Isolation and industrial valorization of marine organisms and microorganisms


Marco CandelaLaura Pezzolesi - Rossella Pistocchi - Mara Simonazzi - Giulio Zanaroli

Oceans cover over two thirds of the earth's surface, and represent the largest ecosystem on the planet. Single-cell microrganisms (including bacteria, archaea and eukaryotic microbes) represent the most significant fraction of biomass and biodiversity, and play an essential role in the functioning of the ecosystem, in food webs and in biogeochemical cycles. This invisible majority (Whitman et al., 1998) is a source of enormous biological diversity, which is reflected in a variety of bioactive compounds and secondary metabolites with potential applications in biotechnology.

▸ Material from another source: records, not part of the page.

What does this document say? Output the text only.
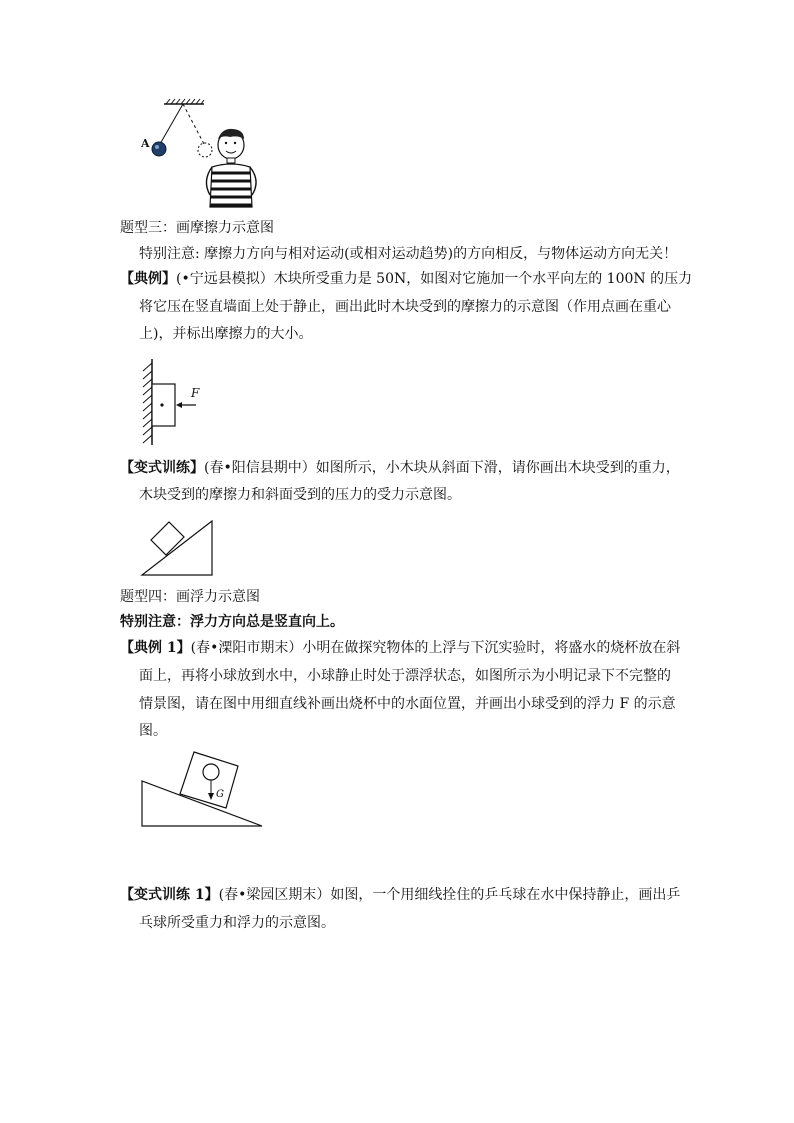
A
题型三：画摩擦力示意图
特别注意: 摩擦力方向与相对运动(或相对运动趋势)的方向相反，与物体运动方向无关！
【典例】(•宁远县模拟）木块所受重力是 50N，如图对它施加一个水平向左的 100N 的压力
将它压在竖直墙面上处于静止，画出此时木块受到的摩擦力的示意图（作用点画在重心
上)，并标出摩擦力的大小。
F
【变式训练】(春•阳信县期中）如图所示，小木块从斜面下滑，请你画出木块受到的重力，
木块受到的摩擦力和斜面受到的压力的受力示意图。
题型四：画浮力示意图
特别注意：浮力方向总是竖直向上。
【典例 1】(春•溧阳市期末）小明在做探究物体的上浮与下沉实验时，将盛水的烧杯放在斜
面上，再将小球放到水中，小球静止时处于漂浮状态，如图所示为小明记录下不完整的
情景图，请在图中用细直线补画出烧杯中的水面位置，并画出小球受到的浮力 F 的示意
图。
G
【变式训练 1】(春•梁园区期末）如图，一个用细线拴住的乒乓球在水中保持静止，画出乒
乓球所受重力和浮力的示意图。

In fact, marine microorganisms have evolved in the ocean by developing mechanisms to survive in the surrounding environment, such as growth strategies and genetic adaptations that allow them to live in hostile environments, for example in the ocean depths characterized by very high pressures, temperatures close to zero and absence of light.

The ability of marine microbes to adapt to the surrounding environment as well as to its changes, combined with the high degree of genetic plasticity, have influenced their ability to produce metabolites and secondary compounds. The microbial world therefore represents an important opportunity for bioprospecting, also due to the advantages associated with microbial biotechnologies. For example, unlike macro-organisms that have to be massively collected from the sea to obtain sufficient quantities of the target metabolite, microorganisms can be grown in large quantities in laboratory, thus microbial biotechnologies result more sustainable than those based on the extraction of bioactive molecules from marine macro-organisms.

Photo Credits: Luna Gian Marco IRBIM CNR

The microbiome of holobionts and anthropic stress: adaptive and maladaptive changes

Marine organisms live in association with complex microbial communities, which include viruses, bacteria and fungi, known as microbiomes. The microbiomes of marine holobionts (which are defined as the host organism plus the associated microbial community) have co-evolved as strong adaptive partners, capable of providing the host with additional means of phenotypic plasticity. The intrinsic properties of the microbiome can be exploited to prevent pollution and effects of climate change. Many anthropogenic factors, such as pollution, water overheating and their acidification, can induce rapid and adaptive (or maladaptive) changes in the microbial communities of holobionts. These variations can therefore be exploited both as a proxy for climate change and as functional resources for its mitigation and bioremediation.

Unlike their host, the adaptive response of microbiomes is incredibly fast. Potentially, it could take place on a day-year time scale. These changes in the adaptive response of microbiomes are the combination of different mechanisms, such as the change in the relative abundances of the microbial community members, the horizontal acquisition of new microorganisms and the horizontal gene transfer. Our goal is to exploit these intrinsic properties of microbiomes not only as proxies for environmental stress and pollution, but also as a functional resource to mitigate their effects on ecosystems and for the bioremediation of contaminated marine sites. In fact, the holobiont microbiome, endowed with a complex and highly adaptive repertoire of functions, and only partially explored, has enormous exploitation potential for bioprospecting and for the implementation of innovative bioremediation approaches, which can benefit from the intrinsic role of holobionts as ecosystems engineers and, in parallel, their potential for disseminating microorganisms into the surrounding water.

Thanks to the application of the shotgun technique applied to metagenomics, we study the variations of microbiomes in marine holobionts that live in different environmental conditions, each for a specific application. In particular, the adaptive response of microbiomes to overheating and acidification of water is used to explore if and how the holobionts microbiome can be exploited to mitigate the impact of climate change on marine ecosystems.

Similarly, the microbiome response of holobionts to water pollution is explored as a potential resource to support the resilience of ecosystems for effective and holobiont-dependent bioremediation processes. In particular, in the latter case, two approaches can be developed. The first involves the transplantation of holobionts adapted to the polluted ecosystem in the contaminated site, while the second is based on a targeted in situ modulation of the holobionts microbiome in favour of a configuration capable of degrading pollutants.